If you believe that playing Tetris is something exclusive to biological neurons, you are mistaken. If you give a stimulus to a perceptron with memory, it will pursue it; that is how dynamic systems work. The only real advantage biology had was that the organic neuron does not wait for a stimulus to be ‘alive,’ whereas the classical perceptron is a slave to its input. My work is precisely that: giving the perceptron back the ability to vibrate on its own so that it doesn’t have to depend on anyone.

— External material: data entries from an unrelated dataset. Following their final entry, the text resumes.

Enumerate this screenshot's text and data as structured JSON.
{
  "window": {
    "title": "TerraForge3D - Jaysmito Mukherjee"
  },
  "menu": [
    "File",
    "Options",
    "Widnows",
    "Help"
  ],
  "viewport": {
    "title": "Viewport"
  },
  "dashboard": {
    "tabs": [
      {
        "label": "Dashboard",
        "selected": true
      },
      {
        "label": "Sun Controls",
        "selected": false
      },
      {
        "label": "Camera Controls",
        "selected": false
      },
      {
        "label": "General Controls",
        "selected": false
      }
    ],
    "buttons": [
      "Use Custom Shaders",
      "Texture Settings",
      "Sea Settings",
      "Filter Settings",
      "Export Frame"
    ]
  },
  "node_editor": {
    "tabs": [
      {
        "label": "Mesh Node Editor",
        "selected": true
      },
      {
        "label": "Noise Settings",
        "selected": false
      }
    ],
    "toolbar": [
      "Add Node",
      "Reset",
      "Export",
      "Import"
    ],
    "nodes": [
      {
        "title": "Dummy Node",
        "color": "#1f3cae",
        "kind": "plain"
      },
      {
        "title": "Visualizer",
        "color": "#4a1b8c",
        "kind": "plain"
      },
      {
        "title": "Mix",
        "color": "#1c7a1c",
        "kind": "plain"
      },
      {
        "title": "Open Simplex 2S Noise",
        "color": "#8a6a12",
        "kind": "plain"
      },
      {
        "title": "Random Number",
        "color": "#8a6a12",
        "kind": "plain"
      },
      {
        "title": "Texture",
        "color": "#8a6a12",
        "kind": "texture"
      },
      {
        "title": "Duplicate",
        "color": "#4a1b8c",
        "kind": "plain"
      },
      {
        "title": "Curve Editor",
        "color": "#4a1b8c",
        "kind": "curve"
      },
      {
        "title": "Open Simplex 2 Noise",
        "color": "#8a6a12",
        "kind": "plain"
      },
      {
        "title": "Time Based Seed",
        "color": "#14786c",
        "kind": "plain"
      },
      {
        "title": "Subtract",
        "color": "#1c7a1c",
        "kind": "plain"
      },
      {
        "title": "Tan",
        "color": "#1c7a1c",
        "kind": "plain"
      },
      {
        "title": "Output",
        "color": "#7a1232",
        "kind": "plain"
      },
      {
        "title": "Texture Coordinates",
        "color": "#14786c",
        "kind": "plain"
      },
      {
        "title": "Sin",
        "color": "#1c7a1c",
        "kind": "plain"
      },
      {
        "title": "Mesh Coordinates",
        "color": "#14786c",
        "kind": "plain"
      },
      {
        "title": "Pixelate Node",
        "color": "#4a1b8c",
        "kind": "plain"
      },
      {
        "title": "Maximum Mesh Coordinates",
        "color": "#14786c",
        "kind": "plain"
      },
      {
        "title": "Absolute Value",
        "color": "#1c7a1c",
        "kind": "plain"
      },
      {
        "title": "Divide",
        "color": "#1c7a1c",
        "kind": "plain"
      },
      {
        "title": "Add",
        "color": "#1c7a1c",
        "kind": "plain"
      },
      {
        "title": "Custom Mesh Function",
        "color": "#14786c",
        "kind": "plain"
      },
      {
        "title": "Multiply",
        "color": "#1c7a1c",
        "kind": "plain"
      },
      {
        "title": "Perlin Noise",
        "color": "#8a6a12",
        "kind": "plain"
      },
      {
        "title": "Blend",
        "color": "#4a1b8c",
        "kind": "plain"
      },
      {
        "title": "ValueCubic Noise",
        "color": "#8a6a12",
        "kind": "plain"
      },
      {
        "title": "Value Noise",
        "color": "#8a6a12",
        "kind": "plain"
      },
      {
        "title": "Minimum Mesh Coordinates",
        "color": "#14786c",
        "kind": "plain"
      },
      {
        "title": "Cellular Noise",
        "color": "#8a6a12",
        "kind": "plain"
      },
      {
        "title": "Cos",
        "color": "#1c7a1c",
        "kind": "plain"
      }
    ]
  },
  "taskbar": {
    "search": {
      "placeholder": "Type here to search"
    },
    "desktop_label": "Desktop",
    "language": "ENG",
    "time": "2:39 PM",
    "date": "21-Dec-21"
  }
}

I have no idea what you are talking about regarding perceptrons or neurons. I am not an academic and do not really care about the specifics or the mechanisms. I care about the results. The results are evidenced by the actions of a group of a large amount of simple actors making complex decisions. You cannot create yourself an algorithm using these simple actors in a way which would be able to produce this output, but you find that they able to do that somehow when you put a lot of them into a group. This is the mystery of emergence.

It’s not a mystery, Plato, it’s Dynamics. If the ‘simple actors’ (neurons) are broken or static, no amount of them will ever produce real intelligence—only a better simulation. Emergence is the result of proper unit architecture, not just quantity.

Can you explain why this study found that larger colonies have larger collective response thresholds?

gal-kronauer-2022-the-emergence-of-a-collective-sensory-response-threshold-in-ant-colonies.pdf (1.3 MB)

You bring me ant studies to explain the brain to me. That’s like trying to understand a Ferrari by looking at a foal. Biology is fascinating, but it is slow and limited. My dynamic perceptron doesn’t wait for a colony to decide; it generates its own frequency, its own tension, and its own response. We are not building digital anthills; we are building engines of proto-consciousness

If your ‘perceptron’ does something unique that isn’t part of emergence, then what does it have to do with emergent behavior, and why are you calling it that?

Who told you it isn’t emergent? The problem is that you are confusing quantity with complexity. A current perceptron, as used by corporations, is ‘frozen’; it cannot be emergent because it is a static function. But a restored perceptron, with its own memory and feedback, has the capacity to develop emergent behaviors on its own.

Emergence is not exclusive to biology or large crowds. Even the rhythmic communication between just two of my neurons is an emergent phenomenon. A single ant already possesses emergent processes at a cellular level; scale is irrelevant if the basic unit has dynamics. But again: let’s stop talking about ants, we are talking about systems architecture

You said ‘emergence isn’t a mystery’ and said it had nothing to do with quantity. When I posted a study which showed a direct causal effect with quantity you said ‘that has nothing to do with perceptrons’. I am confused. Maybe it is a language barrier, but it appears you want to eat your cake and still have it. If you are talking about emergent behavior, address the study – ants or no ants. If you aren’t, then why are you telling me it isn’t a mystery?

Has your research been submitted for peer review? What do others in the field think of a ‘single unit’ that possesses emergent properties at the cellular level?